Circ: Pulse of a nation's economy linked to cholesterol rates
The study by Lakshmi Venkitachalam, PhD, of the University of Missouri-Kansas City School of Medicine in Kansas City, and colleagues expands beyond research that has explored the relationship between patient- and physician-level factors and variations in elevated cholesterol levels to investigate country-level factors. The team focused on a variety of economic and health system indices.
“In an effort to guide the National Heart, Lung and Blood Institute in setting priorities for investment in global cardiovascular health, the Institute of Medicine recently outlined key barriers to and evidence-based solutions for the control of cardiovascular disease across the world,” Venkitachalam et al wrote in explanation of the study. “An improved understanding of the relationship between levels of national economic development, healthcare investment, health system characteristics, and key modifiable cardiovascular risk factors may provide insights for the prioritization of cardiovascular disease prevention programs.”
Using the international REACH (Reduction of Atherothrombosis for Continued Health) Registry, the researchers obtained data on 53,570 outpatients from 36 countries enrolled between 2003 and 2004. As part of the registry, the patients were at risk of atherothrombosis from established coronary artery disease, cerebrovascular disease, peripheral artery disease or three or more risk factors for cardiovascular disease. The data included total cholesterol values and any history of hyperlipidemia. Elevated cholesterol was defined as 200 mg/dL or greater.
For country level indices, they selected gross national income; total expenditure on health as percentage of gross domestic product; government expenditure on health as percentage of total expenditure on health; out-of-pocket expenditures as percentage of private expenditure on health; and the World Health Organization (WHO) indices of health system achievement and performance/efficiency. They used hierarchical models to study the relationships between country-level factors and elevated cholesterol levels.

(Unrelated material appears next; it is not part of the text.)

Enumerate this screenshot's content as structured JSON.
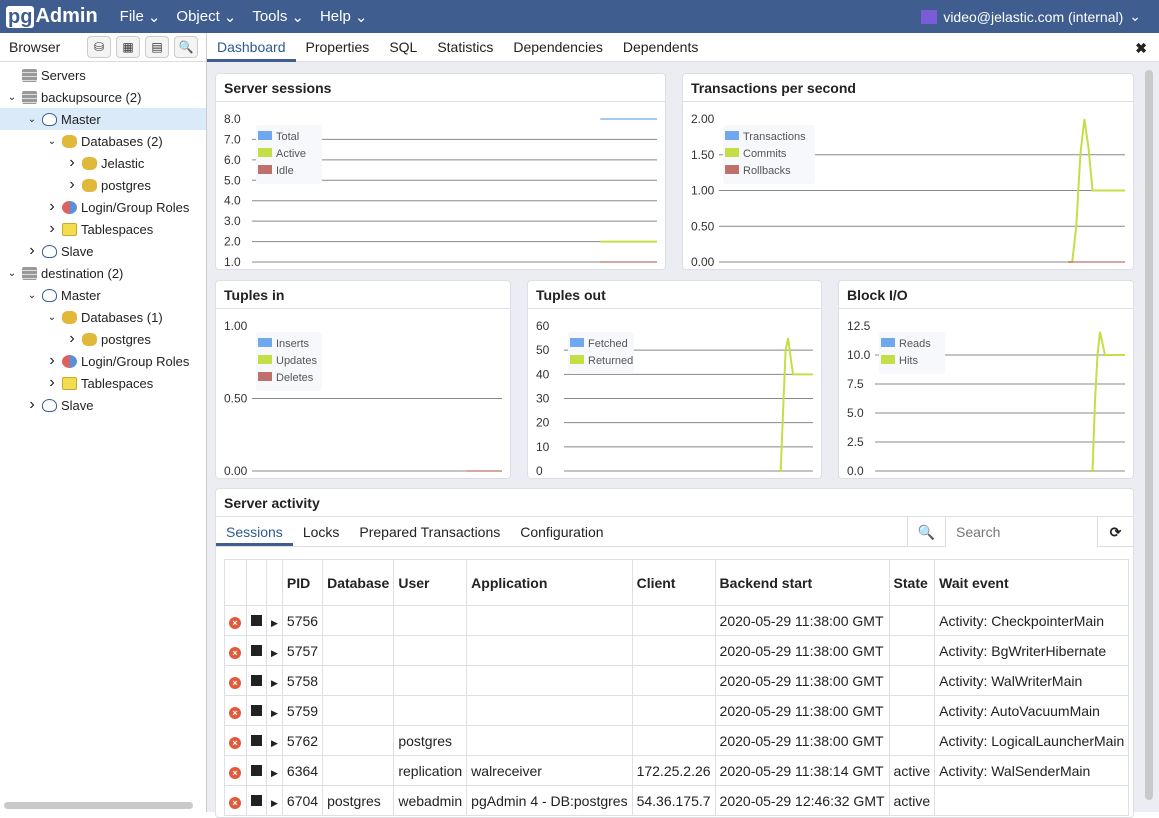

They found that 38 percent of the patients had elevated cholesterol levels, with prevalence ranging from 73 percent in Bulgaria to 24 percent in Finland. Of those patients with a history of hyperlipidemia, 37 percent had elevated cholesterol, while among those with no such history, 34 percent had elevated cholesterol.
Overall, 9.3 percent of the variability in elevated cholesterol was at the country level. The proportion was higher among patients with a history of hyperlipidemia, at 12.1 percent, compared with those without a history, at 7.4 percent.
They noted a high prevalence of elevated cholesterol in patients from the Eastern European countries of Bulgaria, Lithuania, Romania, Ukraine, Hungary and Russia, countries that also ranked relatively low on health system and economic indices. They found a relatively low prevalence of elevated cholesterol in Finland, the U.K., Israel, Australia and Canada, all of which had considerably lower total expenditure on health as percentage of gross domestic product (GDP) and comparable or slightly more favorable WHO health system indices. The U.S. also ranked relatively low in prevalence of elevated cholesterol but not on factors such as total expenditure on health as percentage of GDP.
“We found that patients living in countries in the highest third of gross national income or WHO health system achievement and performance/efficiency indices had a significantly lower likelihood of having elevated total cholesterol levels than patients from countries falling in the lower two-thirds,” co-author Elizabeth A. Magnuson, ScD, director of the Health Economics and Technology Assessment at Saint Luke’s Mid America Heart Institute in Kansas City, said in a statement. “Patients from countries falling within the highest third of all countries studied for out-of-pocket health expenditures were more likely to have elevated total cholesterol than patients who had lower out-of-pocket costs.”
The authors emphasized that REACH was an observational database and cautioned against assuming causal relationships from their findings. REACH recruited patients with access to healthcare, so their results may underestimate the prevalence of elevated cholesterol in some countries and may not be generalizable to people without access to healthcare.
They pointed out that healthcare providers have made inroads in efforts to control cardiovascular risk factors such as high cholesterol, but that many of these achievements have been in high-income countries. They added that many factors may influence outcomes.
“Optimal management of cardiovascular disease is complex, and country-level variation in rates of elevated cholesterol may be due to differences in clinical guidelines, as well as whether and the extent to which guidelines are followed and specific initiatives are effectively implemented,” Magnuson said. “The association between high cholesterol and out-of-pocket healthcare expenses may reflect an inability or unwillingness for patients in countries with higher out-of-pocket expenses to be compliant with prescribed medications. The recent availability of generic cholesterol-lowering therapy should make out-of-pocket expense less of a barrier.”
The authors proposed that programs under WHO that have been designed to help less affluent nations prevent and control high cholesterol levels as well as efforts such as the Million Hearts initiative in the U.S. may serve as templates for other countries. They concluded that their results may help to strengthen control and prevention efforts globally as well as inform national health policies.